With no new pumped hydro schemes having being commissioned in the UK since 1984, a new report by BiGGAR Economics on behalf of the UK Pumped Storage Hydro Working Group (convened by Scottish Renewables) (the Report) makes the economic, and strategic, case for new pumped storage hydro.
Pumped storage hydro projects
The Report focuses on six new Scottish projects, namely:
- Red John, Highlands
- Coire Glas, Highlands
- Glenmuckloch, Dumfries and Galloway
- Cruachan Expansion, Argyll and Bute
- Balliemeanoch, Argyll and Bute
- Corrievarkie, Perth and Kinross
Long term storage
The UK’s push toward net zero and energy security can be significantly aided by pumped storage hydro, and Scotland’s plethora of reservoirs could be crucial in facilitating this shift. As the Report notes, if all six of the projects were to be built, it could result in a fivefold increase to the UK pumped storage hydro capacity, with output capacity increasing by around 3GW. While batteries will undoubtedly play a significant part in the shape of our network, pumped storage hydro could form a key ingredient in the nation’s next generation grid. Pumped storage hydro can provide proven, large scale, long duration storage and bring balance to the network.

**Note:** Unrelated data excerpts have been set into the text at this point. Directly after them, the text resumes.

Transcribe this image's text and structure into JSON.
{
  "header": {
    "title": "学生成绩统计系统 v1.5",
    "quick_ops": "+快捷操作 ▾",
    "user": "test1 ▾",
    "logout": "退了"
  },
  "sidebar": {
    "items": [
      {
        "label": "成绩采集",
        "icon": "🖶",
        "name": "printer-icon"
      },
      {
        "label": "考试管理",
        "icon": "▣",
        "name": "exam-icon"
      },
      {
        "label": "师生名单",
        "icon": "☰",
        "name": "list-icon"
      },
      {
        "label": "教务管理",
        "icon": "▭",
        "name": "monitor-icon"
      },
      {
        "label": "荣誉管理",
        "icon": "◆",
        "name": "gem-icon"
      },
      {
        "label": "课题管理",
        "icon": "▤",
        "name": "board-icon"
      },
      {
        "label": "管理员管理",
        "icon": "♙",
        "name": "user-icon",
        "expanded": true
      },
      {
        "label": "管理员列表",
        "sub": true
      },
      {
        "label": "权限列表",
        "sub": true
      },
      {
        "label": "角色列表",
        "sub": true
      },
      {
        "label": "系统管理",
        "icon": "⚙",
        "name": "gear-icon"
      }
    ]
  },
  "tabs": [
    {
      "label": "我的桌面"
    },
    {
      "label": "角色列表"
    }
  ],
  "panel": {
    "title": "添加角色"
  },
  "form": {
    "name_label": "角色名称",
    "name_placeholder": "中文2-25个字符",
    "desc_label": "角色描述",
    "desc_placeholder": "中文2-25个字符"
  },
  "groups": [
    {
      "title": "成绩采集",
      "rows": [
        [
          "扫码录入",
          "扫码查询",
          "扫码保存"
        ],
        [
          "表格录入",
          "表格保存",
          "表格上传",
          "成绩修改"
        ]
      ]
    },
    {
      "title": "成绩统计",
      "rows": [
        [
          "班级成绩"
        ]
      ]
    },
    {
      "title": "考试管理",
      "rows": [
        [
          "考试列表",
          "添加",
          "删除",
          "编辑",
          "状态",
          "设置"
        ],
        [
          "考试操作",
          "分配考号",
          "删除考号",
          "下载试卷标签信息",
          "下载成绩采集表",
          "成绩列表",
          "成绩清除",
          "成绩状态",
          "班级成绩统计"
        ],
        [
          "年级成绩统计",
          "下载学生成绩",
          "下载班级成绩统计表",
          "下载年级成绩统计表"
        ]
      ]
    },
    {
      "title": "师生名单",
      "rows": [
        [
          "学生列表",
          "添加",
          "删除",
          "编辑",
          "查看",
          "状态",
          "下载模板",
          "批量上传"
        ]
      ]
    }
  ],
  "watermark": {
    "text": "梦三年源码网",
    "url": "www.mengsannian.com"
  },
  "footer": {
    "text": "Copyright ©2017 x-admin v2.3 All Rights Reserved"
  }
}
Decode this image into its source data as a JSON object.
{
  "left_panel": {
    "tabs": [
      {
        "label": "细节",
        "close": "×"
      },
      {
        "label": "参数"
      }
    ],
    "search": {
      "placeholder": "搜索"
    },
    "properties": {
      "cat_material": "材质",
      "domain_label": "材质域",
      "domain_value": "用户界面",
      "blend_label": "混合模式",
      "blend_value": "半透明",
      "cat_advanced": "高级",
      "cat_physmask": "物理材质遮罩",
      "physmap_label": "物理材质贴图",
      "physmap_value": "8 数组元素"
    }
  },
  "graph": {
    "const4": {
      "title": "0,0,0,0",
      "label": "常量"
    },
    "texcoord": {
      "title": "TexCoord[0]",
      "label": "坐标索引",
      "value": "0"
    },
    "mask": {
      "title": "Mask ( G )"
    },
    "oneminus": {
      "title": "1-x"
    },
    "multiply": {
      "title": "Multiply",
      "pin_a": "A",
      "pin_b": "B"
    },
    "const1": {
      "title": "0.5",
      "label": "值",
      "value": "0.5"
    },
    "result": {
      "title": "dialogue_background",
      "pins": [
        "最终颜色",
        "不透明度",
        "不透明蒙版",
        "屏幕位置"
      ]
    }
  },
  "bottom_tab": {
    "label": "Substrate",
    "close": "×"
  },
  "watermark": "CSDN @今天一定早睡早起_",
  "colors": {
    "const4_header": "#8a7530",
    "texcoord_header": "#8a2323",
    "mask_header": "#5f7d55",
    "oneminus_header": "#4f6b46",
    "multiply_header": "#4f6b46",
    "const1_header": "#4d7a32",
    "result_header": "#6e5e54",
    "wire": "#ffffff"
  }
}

The benefit of such additional storage is not only environmental. As the Report notes, an increase of 4.5GW of pumped storage hydro output capacity could lead to savings of up to £690m annually by 2050. Pumped storage hydro can also accelerate the rate at which more variable / intermittent technologies can be deployed through providing the large scale, long duration, storage required to support those technologies.
A just transition
The geographical span of the projects noted in the Report is not only helpful, given the locations of the current onshore (and planned offshore) renewable projects, it also allows for their economic benefit to be enjoyed across Scotland and so support a just transition. The Report states this could bring up to £5.8 billion Gross Value Added and 92,800 years of employment in the UK, which includes £926 million Gross Value Added and 14,500 years of employment in the local areas.
Pumped storage hydro is not a new technology and indeed, quite the opposite, it is a proven, reliable technology. The technology does, however, require significant capital investment. If pumped storage hydro is to play its part in the mix, the question Government must ask itself is ‘what more can it do’ to support / de-risk investment decisions in, and to make a real market for, pumped storage hydro.